Tiba-tiba Tari mendengus dan aku tidak percaya kalau dia mengeluarkan sejenis
asap dari hidungnya. Apa dia marah?
“Keluar
kalian berdua,” katanya sambil melambaikan tangan. Bola matanya berputar
dramatis membuat dia semakin terlihat cantik. Oh, aku akan mengingat baik-baik
ekspresinya dan akan kugambar setelah ini.
Setelah
menghajar botak yang satu ini.
***
“Enggak usah bawa-bawa merek dong.
Oke, gue tahu. Gue enggak punya yang namanya White berry itu, gue enggak punya
yang namanya android itu, gue enggak punya tablet itu kecuali tablet sakit
kepala. Gue enggak punya semuanya. Tapi bro, lo tega mempermalukan gue didepan my dewi?”
“Blackberry,”
“Terserah
apa itu namanya. Yang jelas lo sudah keterlaluan. Gue tahu gue enggak punya
uang untuk beli barang-barang yang begituan. Sedangkan lo bisa. Coba lo ada di
posisi gue, Ba,” Iba merangkul pundakku. Aku tahu sebenarnya ia teman yang
baik, tapi terkadang ‘terlalu baik’ sampai membuatku naik pitam.
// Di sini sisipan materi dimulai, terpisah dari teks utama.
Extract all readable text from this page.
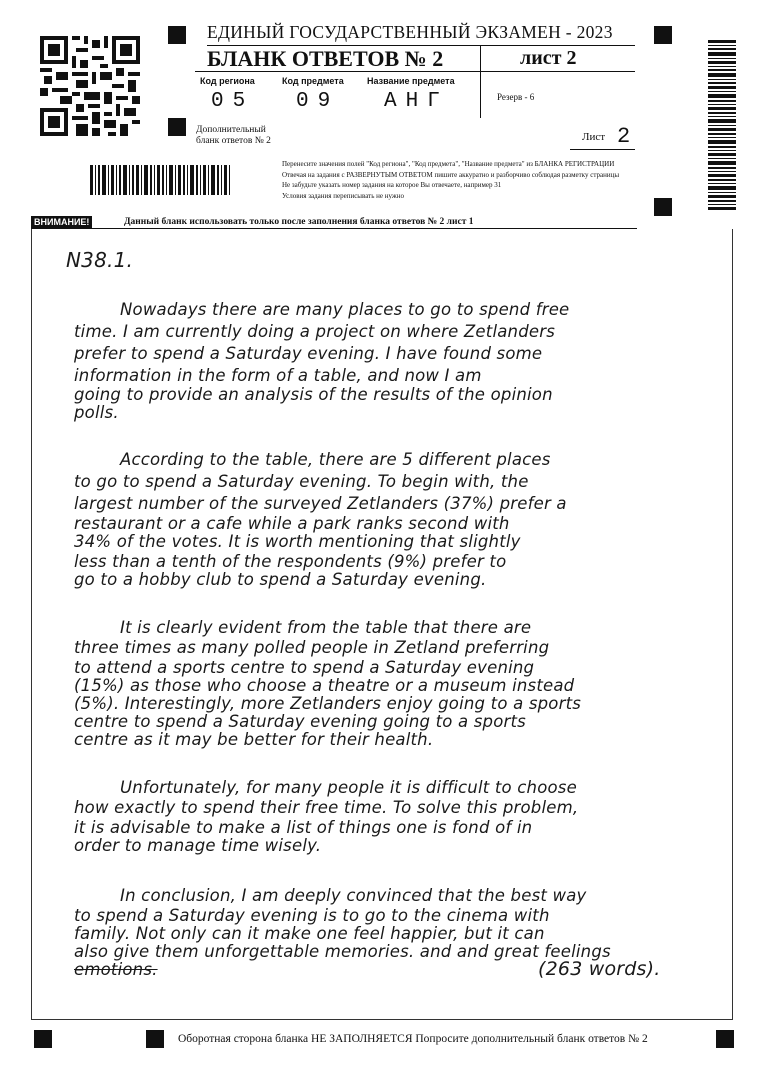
ЕДИНЫЙ ГОСУДАРСТВЕННЫЙ ЭКЗАМЕН - 2023
БЛАНК ОТВЕТОВ № 2	лист 2
Код региона
05
Код предмета
09
Название предмета
АНГ	Резерв - 6
Дополнительный
бланк ответов № 2	Лист 2
Перенесите значения полей "Код региона", "Код предмета", "Название предмета" из БЛАНКА РЕГИСТРАЦИИ
Отвечая на задания с РАЗВЕРНУТЫМ ОТВЕТОМ пишите аккуратно и разборчиво соблюдая разметку страницы
Не забудьте указать номер задания на которое Вы отвечаете, например 31
Условия задания переписывать не нужно
ВНИМАНИЕ!	Данный бланк использовать только после заполнения бланка ответов № 2 лист 1
N38.1.
Nowadays there are many places to go to spend free
time. I am currently doing a project on where Zetlanders
prefer to spend a Saturday evening. I have found some
information in the form of a table, and now I am
going to provide an analysis of the results of the opinion
polls.
According to the table, there are 5 different places
to go to spend a Saturday evening. To begin with, the
largest number of the surveyed Zetlanders (37%) prefer a
restaurant or a cafe while a park ranks second with
34% of the votes. It is worth mentioning that slightly
less than a tenth of the respondents (9%) prefer to
go to a hobby club to spend a Saturday evening.
It is clearly evident from the table that there are
three times as many polled people in Zetland preferring
to attend a sports centre to spend a Saturday evening
(15%) as those who choose a theatre or a museum instead
(5%). Interestingly, more Zetlanders enjoy going to a sports
centre to spend a Saturday evening going to a sports
centre as it may be better for their health.
Unfortunately, for many people it is difficult to choose
how exactly to spend their free time. To solve this problem,
it is advisable to make a list of things one is fond of in
order to manage time wisely.
In conclusion, I am deeply convinced that the best way
to spend a Saturday evening is to go to the cinema with
family. Not only can it make one feel happier, but it can
also give them unforgettable memories. and and great feelings
emotions.	(263 words).
Оборотная сторона бланка НЕ ЗАПОЛНЯЕТСЯ Попросите дополнительный бланк ответов № 2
Aku jadi
teringat handphone android bang Il
kemarin. Dia saja sudah punya, kok aku belum? Aku jadi ingat tukang ojek depan
gang, mereka semua mengeluarkan benda yang bernama blackberry. Mereka tertawa,
dan terkadang memasang mimik serius saat menatap layar. Aku tahu tentang BBM,
tentang Twitter, Facebook, Instagram, Line, Kakaotalk, Camera 360 tapi tidak
pernah menjalankannya. Apakah Bapak dan Ibu tahu perasaanku sekarang?
“Kalau
gitu gue bakalan kerja buat beli barang begituan,” dengan raut wajah Iba yang aut-autan
(memang selalu begitu) ku tinggalkan dia dengan perasaan kalut.
***
“Cro-magnon,”
suara perempuan menganggetkanku. Segera kutolehkan kepalaku dengan perasaan malas.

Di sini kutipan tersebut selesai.